I was always mystified by the phenomenon of the Aurora Borealis and was waiting for an  opportunity to see it action. I finally could get to plan a trip to Yukon Canada to do just that. In freezing winter weather I set out to capture images of Aurora Borealis in Yukon Canada.   

 In 2009 I undertook a 15 day expedition circling the Galapagos Islands on a catamaran boat and photographing wildlife in the islands. Later that year I travelled to Peru and hiked up the trail to Macchu Picchu to capture images of the iconic ruins of the Inca kingdom. A few years later I crisscrossed Latin America and reached Bolivia to photograph the world’s highest navigable lake in the world - Lake Titicaca.

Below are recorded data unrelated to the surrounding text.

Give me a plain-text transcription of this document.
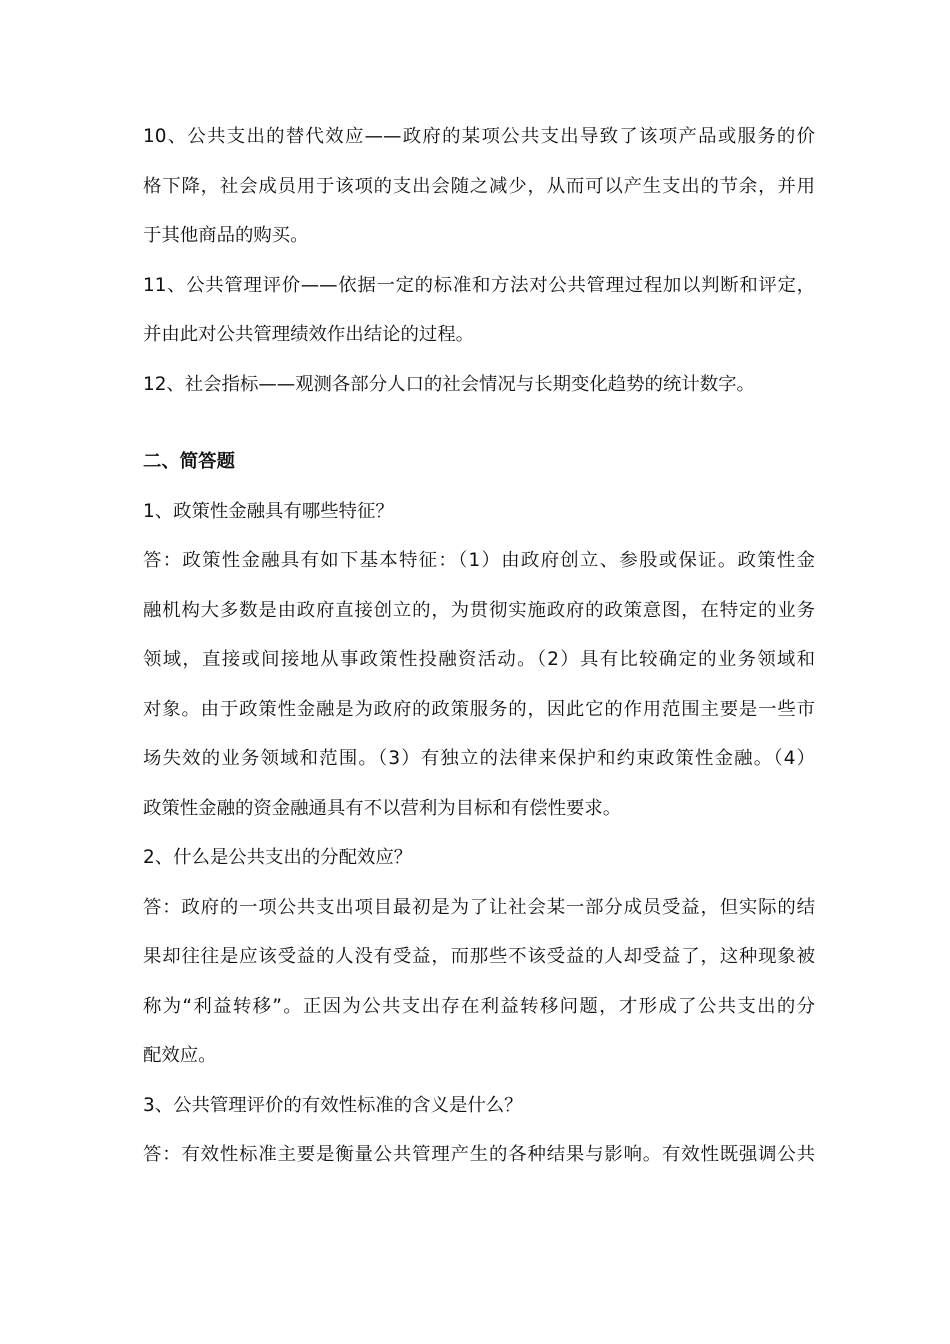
10、公共支出的替代效应——政府的某项公共支出导致了该项产品或服务的价
格下降，社会成员用于该项的支出会随之减少，从而可以产生支出的节余，并用
于其他商品的购买。
11、公共管理评价——依据一定的标准和方法对公共管理过程加以判断和评定，
并由此对公共管理绩效作出结论的过程。
12、社会指标——观测各部分人口的社会情况与长期变化趋势的统计数字。
二、简答题
1、政策性金融具有哪些特征？
答：政策性金融具有如下基本特征：（1）由政府创立、参股或保证。政策性金
融机构大多数是由政府直接创立的，为贯彻实施政府的政策意图，在特定的业务
领域，直接或间接地从事政策性投融资活动。（2）具有比较确定的业务领域和
对象。由于政策性金融是为政府的政策服务的，因此它的作用范围主要是一些市
场失效的业务领域和范围。（3）有独立的法律来保护和约束政策性金融。（4）
政策性金融的资金融通具有不以营利为目标和有偿性要求。
2、什么是公共支出的分配效应？
答：政府的一项公共支出项目最初是为了让社会某一部分成员受益，但实际的结
果却往往是应该受益的人没有受益，而那些不该受益的人却受益了，这种现象被
称为“利益转移”。正因为公共支出存在利益转移问题，才形成了公共支出的分
配效应。
3、公共管理评价的有效性标准的含义是什么？
答：有效性标准主要是衡量公共管理产生的各种结果与影响。有效性既强调公共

 Gradually the concept of photographing and writing only about grand landscapes or pretty wildlife pictures began to erode in me - something different was elbowing its way into my mind. People and cultures. How could I completely disregard people living off the land. I could not possibly ignore the fascinating diversity of ethnicities, races and religions in this planet. How about waterscapes I thought. Rivers in flood, rivers drying up, water and communities, human pressure on national parks worldwide. The scope of my canvas was widening and my photography genre was evolving gradually.

Until this point in time I was an amateur since my income was from my corporate job. But time had come for me to devote myself completely and quit my corporate career. And that is what I did finally in 2011.

Today I am based in Guwahati, Assam, with my family, where I am actively engaged with one of India’s premier biodiversity and wildlife conservation non-governmental organization working to photograph endangered wildlife and vanishing cultures. 

Photography and writing is the spiritual light of my life now.